I saw him then, pounding up in his tight jeans and polo shirt – appropriately dressed for the Golf Store. “Hey girl – so sorry I’m late – got tied up with a customer.” He was a bit out of breath, but he was not sweating -- after all, he hadn’t been waiting in the glass heat of the bus stop – his blonde hair, as always, was trimmed and perfect, his blue eyes, deep, large, smiled at me. I felt the internal melting – the eyes always did that. I smiled, despite the heavy weight of my hair and the annoying, embarrassing trickle of my armpit sweat. “It’s okay, Michael – it wasn’t that long.” “Lord, it’s hot, isn’t it?” he responded, unnecessarily. “Great for golfing, though – man, are we busy.” “That’s good – do you have time for lunch?” Michael yawned and stretched his long arms.
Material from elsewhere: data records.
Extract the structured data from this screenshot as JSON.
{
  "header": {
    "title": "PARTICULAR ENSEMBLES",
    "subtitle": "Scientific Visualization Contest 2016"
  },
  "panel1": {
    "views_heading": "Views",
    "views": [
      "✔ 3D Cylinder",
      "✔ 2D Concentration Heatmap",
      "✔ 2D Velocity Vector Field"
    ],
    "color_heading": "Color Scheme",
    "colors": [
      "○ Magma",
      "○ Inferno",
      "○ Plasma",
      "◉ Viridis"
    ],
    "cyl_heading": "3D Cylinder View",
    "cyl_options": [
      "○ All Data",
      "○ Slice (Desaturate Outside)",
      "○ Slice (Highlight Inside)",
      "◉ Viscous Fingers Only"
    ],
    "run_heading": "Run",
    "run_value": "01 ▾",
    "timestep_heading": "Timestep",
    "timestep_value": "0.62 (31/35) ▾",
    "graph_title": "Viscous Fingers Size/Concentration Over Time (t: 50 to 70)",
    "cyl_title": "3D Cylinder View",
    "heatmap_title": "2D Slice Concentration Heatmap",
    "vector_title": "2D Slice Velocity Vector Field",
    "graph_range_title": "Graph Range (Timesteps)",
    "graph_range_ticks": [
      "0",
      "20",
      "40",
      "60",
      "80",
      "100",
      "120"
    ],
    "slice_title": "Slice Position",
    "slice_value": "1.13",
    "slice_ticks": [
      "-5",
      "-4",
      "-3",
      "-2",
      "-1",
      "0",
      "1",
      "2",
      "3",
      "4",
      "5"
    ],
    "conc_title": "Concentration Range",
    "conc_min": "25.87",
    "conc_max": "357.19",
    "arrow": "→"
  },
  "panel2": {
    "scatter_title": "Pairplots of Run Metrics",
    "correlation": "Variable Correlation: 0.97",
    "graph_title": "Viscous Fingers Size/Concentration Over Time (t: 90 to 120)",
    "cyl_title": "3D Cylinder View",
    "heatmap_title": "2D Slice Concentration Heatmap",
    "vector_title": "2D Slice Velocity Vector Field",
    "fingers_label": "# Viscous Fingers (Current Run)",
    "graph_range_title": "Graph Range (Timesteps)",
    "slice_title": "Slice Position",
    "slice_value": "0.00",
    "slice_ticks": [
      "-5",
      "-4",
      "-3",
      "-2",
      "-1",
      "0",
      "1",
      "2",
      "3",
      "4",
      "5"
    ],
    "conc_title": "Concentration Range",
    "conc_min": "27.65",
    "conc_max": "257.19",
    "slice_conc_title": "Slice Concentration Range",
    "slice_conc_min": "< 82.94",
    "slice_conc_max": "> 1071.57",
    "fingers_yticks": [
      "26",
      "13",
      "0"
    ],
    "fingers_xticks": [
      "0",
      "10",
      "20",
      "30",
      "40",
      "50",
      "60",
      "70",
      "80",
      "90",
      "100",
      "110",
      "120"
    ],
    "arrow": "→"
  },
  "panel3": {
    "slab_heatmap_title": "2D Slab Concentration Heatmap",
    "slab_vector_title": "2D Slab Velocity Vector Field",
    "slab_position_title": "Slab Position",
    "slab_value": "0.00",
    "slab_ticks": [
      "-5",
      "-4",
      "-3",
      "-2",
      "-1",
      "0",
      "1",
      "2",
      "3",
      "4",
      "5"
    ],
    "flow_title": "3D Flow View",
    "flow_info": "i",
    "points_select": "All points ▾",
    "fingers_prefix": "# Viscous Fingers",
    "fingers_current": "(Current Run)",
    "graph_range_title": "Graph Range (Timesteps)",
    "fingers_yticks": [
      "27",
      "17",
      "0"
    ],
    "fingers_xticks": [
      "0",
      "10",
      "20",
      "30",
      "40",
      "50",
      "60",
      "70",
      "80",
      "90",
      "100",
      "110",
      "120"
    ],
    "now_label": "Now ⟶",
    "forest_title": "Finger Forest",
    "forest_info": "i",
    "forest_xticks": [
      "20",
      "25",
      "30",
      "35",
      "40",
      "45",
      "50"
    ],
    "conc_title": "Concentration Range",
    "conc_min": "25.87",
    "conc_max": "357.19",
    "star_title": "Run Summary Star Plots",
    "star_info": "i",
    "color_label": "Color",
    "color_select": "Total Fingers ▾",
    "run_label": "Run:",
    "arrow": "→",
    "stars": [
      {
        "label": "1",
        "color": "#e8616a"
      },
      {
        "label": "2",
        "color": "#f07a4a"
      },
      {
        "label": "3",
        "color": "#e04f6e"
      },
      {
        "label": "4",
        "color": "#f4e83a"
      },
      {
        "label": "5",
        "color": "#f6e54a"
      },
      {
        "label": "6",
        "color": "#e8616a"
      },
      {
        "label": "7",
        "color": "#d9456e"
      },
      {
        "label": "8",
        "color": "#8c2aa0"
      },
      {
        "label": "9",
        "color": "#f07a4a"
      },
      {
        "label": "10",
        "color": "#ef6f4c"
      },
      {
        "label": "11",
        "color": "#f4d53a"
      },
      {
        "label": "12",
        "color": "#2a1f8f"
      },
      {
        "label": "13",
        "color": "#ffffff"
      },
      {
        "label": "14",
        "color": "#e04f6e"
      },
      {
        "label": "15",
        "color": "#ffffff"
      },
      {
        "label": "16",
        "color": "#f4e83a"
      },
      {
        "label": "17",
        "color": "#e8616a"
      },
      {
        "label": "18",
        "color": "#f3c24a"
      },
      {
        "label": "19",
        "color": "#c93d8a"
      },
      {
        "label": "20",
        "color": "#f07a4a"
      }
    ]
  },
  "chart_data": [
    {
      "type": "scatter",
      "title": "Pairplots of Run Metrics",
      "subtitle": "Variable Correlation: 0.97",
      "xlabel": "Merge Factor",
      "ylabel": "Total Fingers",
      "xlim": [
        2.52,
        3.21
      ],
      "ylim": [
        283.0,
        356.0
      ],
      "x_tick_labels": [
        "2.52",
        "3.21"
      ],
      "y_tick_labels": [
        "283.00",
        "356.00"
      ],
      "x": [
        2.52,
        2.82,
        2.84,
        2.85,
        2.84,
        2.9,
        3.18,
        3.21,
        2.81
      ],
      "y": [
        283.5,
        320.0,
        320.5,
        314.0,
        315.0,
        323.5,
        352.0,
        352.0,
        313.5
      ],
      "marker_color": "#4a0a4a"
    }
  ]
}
He shook his head. “I thought I would, honey – but the weather – it’s just so busy. I don’t think I can get away that long . .” I felt the unbearable heat flush from my fingernails to the roots of my wilted, heavy, now too long hair. “Michael,” I could feel the anger building from somewhere below my lungs, and I struggled to keep my voice in check, “Michael – why didn’t you call me to let me know?” Michael looked at me, hurt. “I couldn’t – it was so busy – and anyway, I thought you might like to see me – even for a few minutes -- I wanted to see you.” Of course, as always, the shame was instantaneous. He wanted to see me – it was so sweet – it was sweet, that was it – not thoughtless, not selfish. A part of me wanted to scream, You KNOW what this heat does to me – but that sounded so petty, so trivial, so petulant. Instead, I said, “Of course, sweetheart, I should have known – you better hurry and get back – I’m sure they’re missing you by now. Make sure you eat something, anyway.” Michael smiled, relieved – crisis past. “Don’t worry – Howie brought in a bunch of food, left over from his barbecue last night.” We kissed, briefly, and I tried not to rub my sweat-soaked body against his cucumber-cool skin. “I’ll call you tonight, Kristen, once things settle down – let’s do something, okay?” I nodded, and sat down to wait. The ten minute interval ‘til the next bus was heatedly interminable.
I opened the door to my condo –small, unpretentious, but seaside – as the realtors say, location, location, location. Before the disappointing trip to the scorching bus stop, I had turned the central air on, and the cool of it hit me like a welcomed ocean wave. I sighed, felt the sweat dry, my skin no longer melting. I searched for Roxy D., my large white cat, named after my very best elementary friend, who had long ago disappeared into her own future. Her namesake, though, had disappeared only behind the futon – or the armchair – or the desk – or one of her many secret hiding places. I envied her ability to disappear. If only each one of us could fold ourselves into a flesh and blood sandwich and hide under a table.